Thursday, November 13, 2025

Predator: Badlands

 


The only thing weirder than getting a good Predator movie in 2025? Getting two good Predator movies in 2025. Earlier this summer the brutally stylish Hulu exclusive Predator: Killer of Killers was much better than it had any right to be, and now Predator: Badlands has the audacity to surpass my expectations as well. Who'da thunk? 

Director Dan Trachtenberg returns to the franchise after both the aforementioned Killer of Killers and 2022's Prey, and he successfully bats three for three. I expected there to be good action in Badlands, but what I didn’t expect was for it to have an engrossing emotional core as well. A first for the series, the film features one of the titular creatures (who are also known as Yautja) front and center as a protagonist rather than the mysterious antagonists that they usually are, and this shift works surprisingly well considering the fact that these dudes are some ugly motherf***ers (Arnold’s words, not mine). Elle Fanning plays Thia, a synthetic human right from the Alien side of the technically-shared universe, offering some familiarity when things get too, well, alien, and the relationship between her and our main Yautja Dek (played by Dimitrius Schuster-Koloamatangi) is the main thrust of Badlands’ narrative.  

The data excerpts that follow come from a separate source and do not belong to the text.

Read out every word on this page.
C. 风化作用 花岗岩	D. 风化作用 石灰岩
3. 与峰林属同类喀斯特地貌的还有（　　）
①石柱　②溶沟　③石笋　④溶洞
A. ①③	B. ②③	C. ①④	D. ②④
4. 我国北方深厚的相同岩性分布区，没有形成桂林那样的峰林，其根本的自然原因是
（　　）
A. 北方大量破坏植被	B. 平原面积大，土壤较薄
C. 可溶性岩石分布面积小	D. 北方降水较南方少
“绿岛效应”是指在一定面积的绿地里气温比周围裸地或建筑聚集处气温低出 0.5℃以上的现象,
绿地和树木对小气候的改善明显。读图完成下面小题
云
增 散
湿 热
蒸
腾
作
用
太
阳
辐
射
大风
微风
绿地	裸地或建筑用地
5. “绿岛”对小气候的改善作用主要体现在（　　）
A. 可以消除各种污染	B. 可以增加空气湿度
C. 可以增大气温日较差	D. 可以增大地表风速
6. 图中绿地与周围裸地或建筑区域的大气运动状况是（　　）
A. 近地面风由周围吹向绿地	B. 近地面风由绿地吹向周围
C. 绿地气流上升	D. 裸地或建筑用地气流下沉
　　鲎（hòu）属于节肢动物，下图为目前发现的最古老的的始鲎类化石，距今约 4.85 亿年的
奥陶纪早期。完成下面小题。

The most interesting aspect of the film is how Trachtenberg displays a clear love of the series yet also isn’t afraid to deconstruct its problems. A warrior race who views everything and everyone else as prey to be hunted may sound cool on paper and make for some great action in this and past films, but how screwed up would one be after being raised in such a society? How miserable must such an existence be? Badlands is somehow a great dumb blockbuster but also an interesting (if surface-deep) look at how destructive toxic masculinity is for both the people who interact with it and those who perpetuate it.  

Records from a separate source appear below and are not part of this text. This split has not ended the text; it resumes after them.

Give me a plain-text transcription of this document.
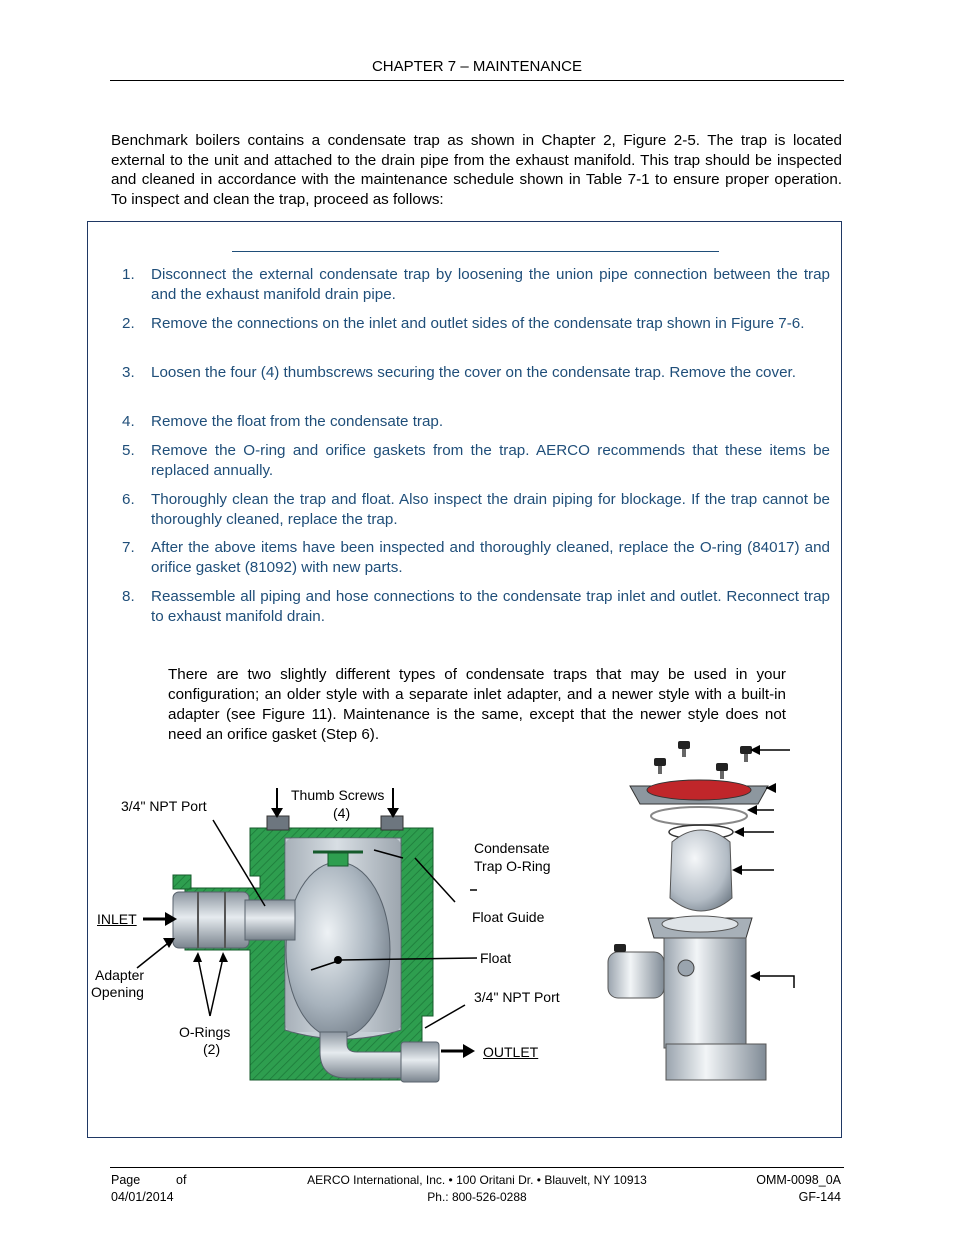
CHAPTER 7 – MAINTENANCE
Benchmark boilers contains a condensate trap as shown in Chapter 2, Figure 2-5. The trap is located external to the unit and attached to the drain pipe from the exhaust manifold. This trap should be inspected and cleaned in accordance with the maintenance schedule shown in Table 7-1 to ensure proper operation. To inspect and clean the trap, proceed as follows:
1. Disconnect the external condensate trap by loosening the union pipe connection between the trap and the exhaust manifold drain pipe.
2. Remove the connections on the inlet and outlet sides of the condensate trap shown in Figure 7-6.
3. Loosen the four (4) thumbscrews securing the cover on the condensate trap. Remove the cover.
4. Remove the float from the condensate trap.
5. Remove the O-ring and orifice gaskets from the trap. AERCO recommends that these items be replaced annually.
6. Thoroughly clean the trap and float. Also inspect the drain piping for blockage. If the trap cannot be thoroughly cleaned, replace the trap.
7. After the above items have been inspected and thoroughly cleaned, replace the O-ring (84017) and orifice gasket (81092) with new parts.
8. Reassemble all piping and hose connections to the condensate trap inlet and outlet. Reconnect trap to exhaust manifold drain.
There are two slightly different types of condensate traps that may be used in your configuration; an older style with a separate inlet adapter, and a newer style with a built-in adapter (see Figure 11). Maintenance is the same, except that the newer style does not need an orifice gasket (Step 6).
3/4" NPT Port
Thumb Screws
(4)
Condensate
Trap O-Ring
Float Guide
Float
3/4" NPT Port
OUTLET
INLET
Adapter
Opening
O-Rings
(2)
Page	of
04/01/2014
AERCO International, Inc. • 100 Oritani Dr. • Blauvelt, NY 10913
Ph.: 800-526-0288
OMM-0098_0A
GF-144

The emotional turn-around for Dek is a bit abrupt, and these themes are not explored as deeply as they could have been. But a Predator movie with something to say? That’s novel. 

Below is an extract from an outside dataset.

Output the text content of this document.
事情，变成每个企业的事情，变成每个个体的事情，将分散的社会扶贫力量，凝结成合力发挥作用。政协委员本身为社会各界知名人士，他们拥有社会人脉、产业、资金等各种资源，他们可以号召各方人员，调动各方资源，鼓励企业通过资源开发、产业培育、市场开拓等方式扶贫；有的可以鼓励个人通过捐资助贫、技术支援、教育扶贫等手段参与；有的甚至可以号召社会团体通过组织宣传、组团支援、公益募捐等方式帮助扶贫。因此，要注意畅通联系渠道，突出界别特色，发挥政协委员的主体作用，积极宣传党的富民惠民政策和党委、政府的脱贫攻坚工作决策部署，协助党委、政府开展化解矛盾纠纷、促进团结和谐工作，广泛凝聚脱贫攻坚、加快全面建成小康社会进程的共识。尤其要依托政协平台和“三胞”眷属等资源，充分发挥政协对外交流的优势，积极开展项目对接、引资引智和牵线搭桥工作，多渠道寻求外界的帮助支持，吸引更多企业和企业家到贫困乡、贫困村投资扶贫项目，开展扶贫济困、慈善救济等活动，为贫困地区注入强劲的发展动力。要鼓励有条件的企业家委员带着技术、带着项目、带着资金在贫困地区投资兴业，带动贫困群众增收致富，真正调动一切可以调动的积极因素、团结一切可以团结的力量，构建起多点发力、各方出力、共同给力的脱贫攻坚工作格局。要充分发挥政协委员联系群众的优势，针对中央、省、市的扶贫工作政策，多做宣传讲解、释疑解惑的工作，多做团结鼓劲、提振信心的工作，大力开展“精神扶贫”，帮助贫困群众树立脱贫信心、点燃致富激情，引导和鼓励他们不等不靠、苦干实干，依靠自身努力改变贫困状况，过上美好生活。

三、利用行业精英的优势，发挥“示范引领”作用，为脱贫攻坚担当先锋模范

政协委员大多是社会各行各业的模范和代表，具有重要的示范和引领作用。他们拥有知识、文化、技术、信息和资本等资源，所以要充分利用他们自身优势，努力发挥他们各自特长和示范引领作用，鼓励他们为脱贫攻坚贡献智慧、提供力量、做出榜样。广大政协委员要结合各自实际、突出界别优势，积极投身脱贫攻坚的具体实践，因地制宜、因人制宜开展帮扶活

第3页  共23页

The action in Badlands is a bit more predictable, and I mean that in a good way, as it delivers all of the alien violence that fans of the series crave. My only complaint where that is concerned is an odd one considering my general squeamishness—honestly, I wish it would have been bloodier and nastier. There is not a single actual human in Badlands, and the only blood that is spilt is the milky blood of synthetic humans, the green glow stick blood of the Yautja, and the colorful blood of various other alien creatures. I want to see a Predator draw some red, for heaven’s sake, preferably in a very gruesome way. 

Despite the violence and some interesting creature designs, Badlands is fairly bland from a visual standpoint. Perhaps I was just spoiled by the trailer of the new Avatar film that played immediately before, but Badlands didn’t look nearly as interesting as it could have. But I shouldn’t expect the world… Predator is a silly popcorn franchise, after all, and on that Badlands certainly delivers.  

Predator: Badlands is now playing in theaters.